Bug Story: Dig Deep

Vishal Chowdhary

Microsoft Corporation

November 2007

Sometimes, our tests fail during automation runs, and we do not seem to pinpoint the exact cause of failure accurately. We end up attributing the failures to "external causes," such as machine condition, configuration settings, and so forth. However, these failures actually might be the manifestation of a product issue that needs further investigation.

Say that your test timed out. Was it because the product that you were testing did not respond in a timely fashion? Rerunning the tests later to "make it pass" is usually not the right approach. A test is valuable when it fails and the failure uncovers a bug. The following bug describes a similar issue that we caught and fixed during the testing of Microsoft BizTalk Server 2006. It started out to be a simple machine-configuration issue, but it turned out to be much more than that.

When messages are processed by BizTalk Server (BTS), one can save the message body by explicitly choosing to track it. For example, one might choose to track all messages that are processed by an application. When a particular message is processed by this application, BTS will then mark the message for tracking. BTS uses two databases:

  • MessageBoxDb—Processes the live messages in the system
  • TrackingDb—Stores message bodies and properties of messages that have already been processed by BTS

When a message is marked for tracking, a Microsoft SQL Server job, which runs periodically, moves that message body from the MessageBoxDb database to the TrackingDb database. This job takes in as input parameters the server and database name of the TrackingDb database.

During Secure Deployment (SD) testing, when BTS is configured across firewalls and the config box is on a different domain from the SQL Server box, we noticed that the SQL Server job was failing to copy the tracked-message bodies to the tracking database. Upon further investigation, we found that, in this scenario, the firewall port mappings are different, which resulted in a misconfiguration of the job. The SQL Server job is assigned the IP address of the tracking server name on one side of the firewall, which isn't valid on the SQL Server side of the firewall. The bug that we had opened for this issue got resolved as a Doc issue; whereby, it was decided to document this issue as a KB article, with the resolution being to reconfigure the SQL Server job manually after configuration. (The tracked-message copy job must be edited, if NAT or SQL Aliasing is used with remote SQL Server.)

What troubled us is that the SQL Server job showed warnings instead of failure. Ideally, the Event log should have a failure event (event ID>20000?), instead of just a warning. Were we missing something here? What were the potential implications of this? We tried to reproduce the scenario in a normal environment, without any firewalls.

The tracking SQL Server was explicitly shut down, and then we let the application process messages. What we noticed was that, even after bringing up the tracking server after a while, the tracked-message bodies were still not getting copied to it. They were also no longer there in the MessageBox server, as the message had already been processed. The problem was that the message bodies had been lost from the system! This was a data-loss issue!
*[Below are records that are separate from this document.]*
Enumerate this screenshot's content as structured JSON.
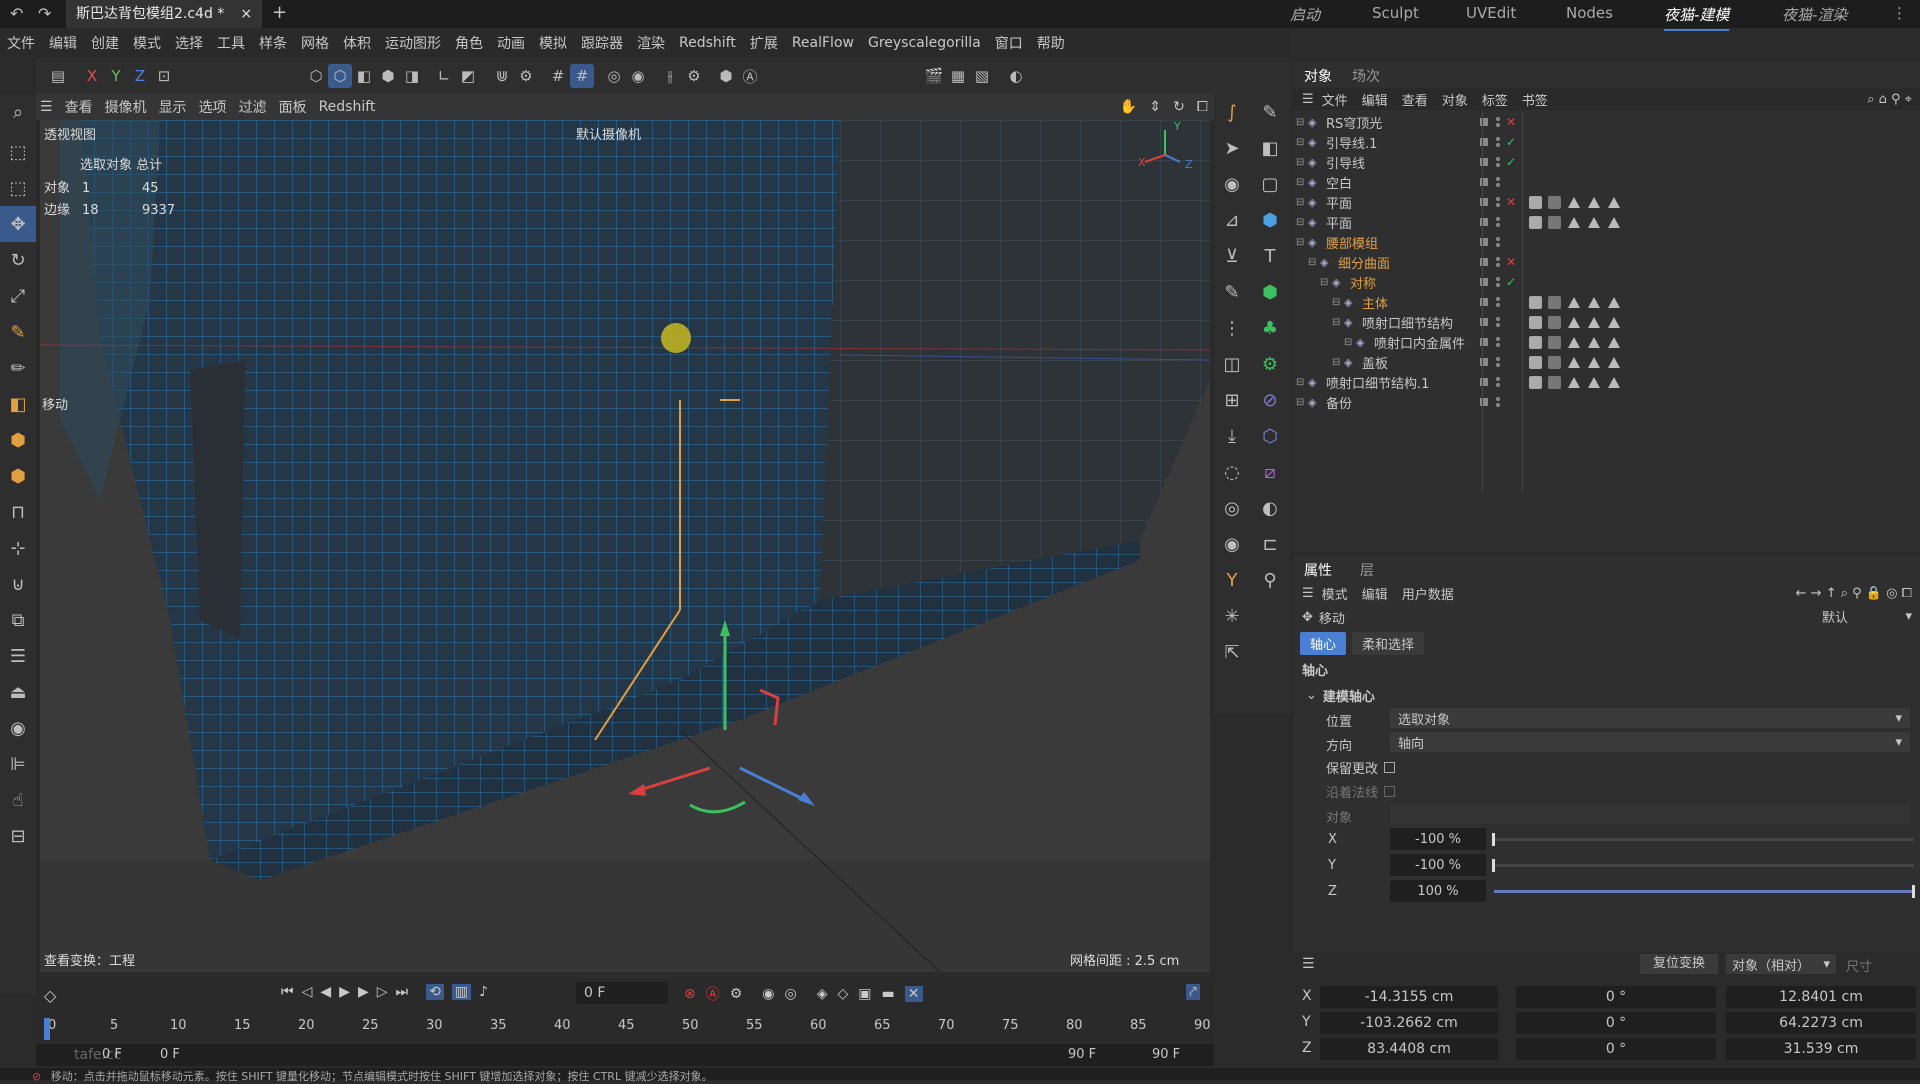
{
  "titlebar": {
    "file_tab": "斯巴达背包模组2.c4d *",
    "add_tab": "+"
  },
  "layouts": [
    "启动",
    "Sculpt",
    "UVEdit",
    "Nodes",
    "夜猫-建模",
    "夜猫-渲染"
  ],
  "menu": [
    "文件",
    "编辑",
    "创建",
    "模式",
    "选择",
    "工具",
    "样条",
    "网格",
    "体积",
    "运动图形",
    "角色",
    "动画",
    "模拟",
    "跟踪器",
    "渲染",
    "Redshift",
    "扩展",
    "RealFlow",
    "Greyscalegorilla",
    "窗口",
    "帮助"
  ],
  "toolbar_axes": [
    "X",
    "Y",
    "Z"
  ],
  "viewport": {
    "menu": [
      "查看",
      "摄像机",
      "显示",
      "选项",
      "过滤",
      "面板",
      "Redshift"
    ],
    "view_name": "透视视图",
    "camera": "默认摄像机",
    "hud_header": "选取对象 总计",
    "hud_rows": [
      {
        "label": "对象",
        "a": "1",
        "b": "45"
      },
      {
        "label": "边缘",
        "a": "18",
        "b": "9337"
      }
    ],
    "move_label": "移动",
    "view_transform": "查看变换：工程",
    "grid_spacing": "网格间距 : 2.5 cm",
    "axis_labels": {
      "y": "Y",
      "x": "X",
      "z": "Z"
    }
  },
  "timeline": {
    "current": "0 F",
    "ticks": [
      "0",
      "5",
      "10",
      "15",
      "20",
      "25",
      "30",
      "35",
      "40",
      "45",
      "50",
      "55",
      "60",
      "65",
      "70",
      "75",
      "80",
      "85",
      "90"
    ],
    "start": "0 F",
    "start2": "0 F",
    "end": "90 F",
    "end2": "90 F",
    "logo": "tafe.cc"
  },
  "status": "移动：点击并拖动鼠标移动元素。按住 SHIFT 键量化移动；节点编辑模式时按住 SHIFT 键增加选择对象；按住 CTRL 键减少选择对象。",
  "object_panel": {
    "tabs": [
      "对象",
      "场次"
    ],
    "menu": [
      "文件",
      "编辑",
      "查看",
      "对象",
      "标签",
      "书签"
    ],
    "rows": [
      {
        "name": "RS穹顶光",
        "indent": 0,
        "status": "x",
        "color": "#c8c8c8"
      },
      {
        "name": "引导线.1",
        "indent": 0,
        "status": "check",
        "color": "#c8c8c8"
      },
      {
        "name": "引导线",
        "indent": 0,
        "status": "check",
        "color": "#c8c8c8"
      },
      {
        "name": "空白",
        "indent": 0,
        "status": "",
        "color": "#c8c8c8"
      },
      {
        "name": "平面",
        "indent": 0,
        "status": "x",
        "color": "#c8c8c8"
      },
      {
        "name": "平面",
        "indent": 0,
        "status": "",
        "color": "#c8c8c8"
      },
      {
        "name": "腰部模组",
        "indent": 0,
        "status": "",
        "color": "#e0a040"
      },
      {
        "name": "细分曲面",
        "indent": 1,
        "status": "x",
        "color": "#e0a040"
      },
      {
        "name": "对称",
        "indent": 2,
        "status": "check",
        "color": "#e0a040"
      },
      {
        "name": "主体",
        "indent": 3,
        "status": "",
        "color": "#e0a040"
      },
      {
        "name": "喷射口细节结构",
        "indent": 3,
        "status": "",
        "color": "#c8c8c8"
      },
      {
        "name": "喷射口内金属件",
        "indent": 4,
        "status": "",
        "color": "#c8c8c8"
      },
      {
        "name": "盖板",
        "indent": 3,
        "status": "",
        "color": "#c8c8c8"
      },
      {
        "name": "喷射口细节结构.1",
        "indent": 0,
        "status": "",
        "color": "#c8c8c8"
      },
      {
        "name": "备份",
        "indent": 0,
        "status": "",
        "color": "#c8c8c8"
      }
    ]
  },
  "attr_panel": {
    "tabs": [
      "属性",
      "层"
    ],
    "menu": [
      "模式",
      "编辑",
      "用户数据"
    ],
    "tool": "移动",
    "preset": "默认",
    "subtabs": [
      "轴心",
      "柔和选择"
    ],
    "section": "轴心",
    "group": "建模轴心",
    "position_label": "位置",
    "position_value": "选取对象",
    "direction_label": "方向",
    "direction_value": "轴向",
    "keep_changes": "保留更改",
    "along_normal": "沿着法线",
    "object_label": "对象",
    "xyz": [
      {
        "axis": "X",
        "value": "-100 %",
        "fill": 0.0
      },
      {
        "axis": "Y",
        "value": "-100 %",
        "fill": 0.0
      },
      {
        "axis": "Z",
        "value": "100 %",
        "fill": 1.0
      }
    ]
  },
  "coords": {
    "reset_btn": "复位变换",
    "mode": "对象（相对）",
    "size_label": "尺寸",
    "rows": [
      {
        "axis": "X",
        "pos": "-14.3155 cm",
        "rot": "0 °",
        "size": "12.8401 cm"
      },
      {
        "axis": "Y",
        "pos": "-103.2662 cm",
        "rot": "0 °",
        "size": "64.2273 cm"
      },
      {
        "axis": "Z",
        "pos": "83.4408 cm",
        "rot": "0 °",
        "size": "31.539 cm"
      }
    ]
  },
  "colors": {
    "accent": "#4a7fd4",
    "mesh": "#2f86c4",
    "orange": "#e0a040",
    "red": "#d94040",
    "green": "#3cc060"
  }
}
We now began a deep-down analysis of the problem. The SQL Server job seemed to be the culprit. Upon debugging, what we noticed was that the SQL Server job constructs the insert statements as strings and executes them. Now, if these inserts fail—which was happening in the SD test bed, because the configurations were incorrect—the stored procedure gladly ignores the error and marches ahead. Eventually, each of its inserts actually failed; but, at the end, it cleaned the message bodies from the MessageBox table. So, after an execution, the tracking information was cleaned and the data was lost. The fix was easy: After executing each of the insert statements, it should have checked the error explicitly by using the @@ERROR construct.

Thus, what started out as a firewall issue turned out to be a data-loss bug that could have happened very easily in a normal scenario in which the tracking database was inaccessible for any reason.

A couple of points about the bug:

  1. We had a negative test case for the feature, but we did not test it with tracked data inside the MessageBoxDb. Also, we were satisfied with the warnings in the Event log, where we should have inquired why it was not an error.
  2. The code for handling error scenarios was missing in the product.
  3. Most importantly, dig deep. Do not accept what you see at the surface and learn to debug the product code whenever it is required. If you sense that something is rotten, it usually is; hence, always look under the covers for the real issue.

About the author

Vishal Chowdhary is in his third year at Microsoft. He started with the BizTalk Server team, where he owned the new Operations OM API testing, along with parts of BizTalk Server tracking features. Presently, Vishal is involved with designing the test framework and test planning for future versions of BizTalk Server.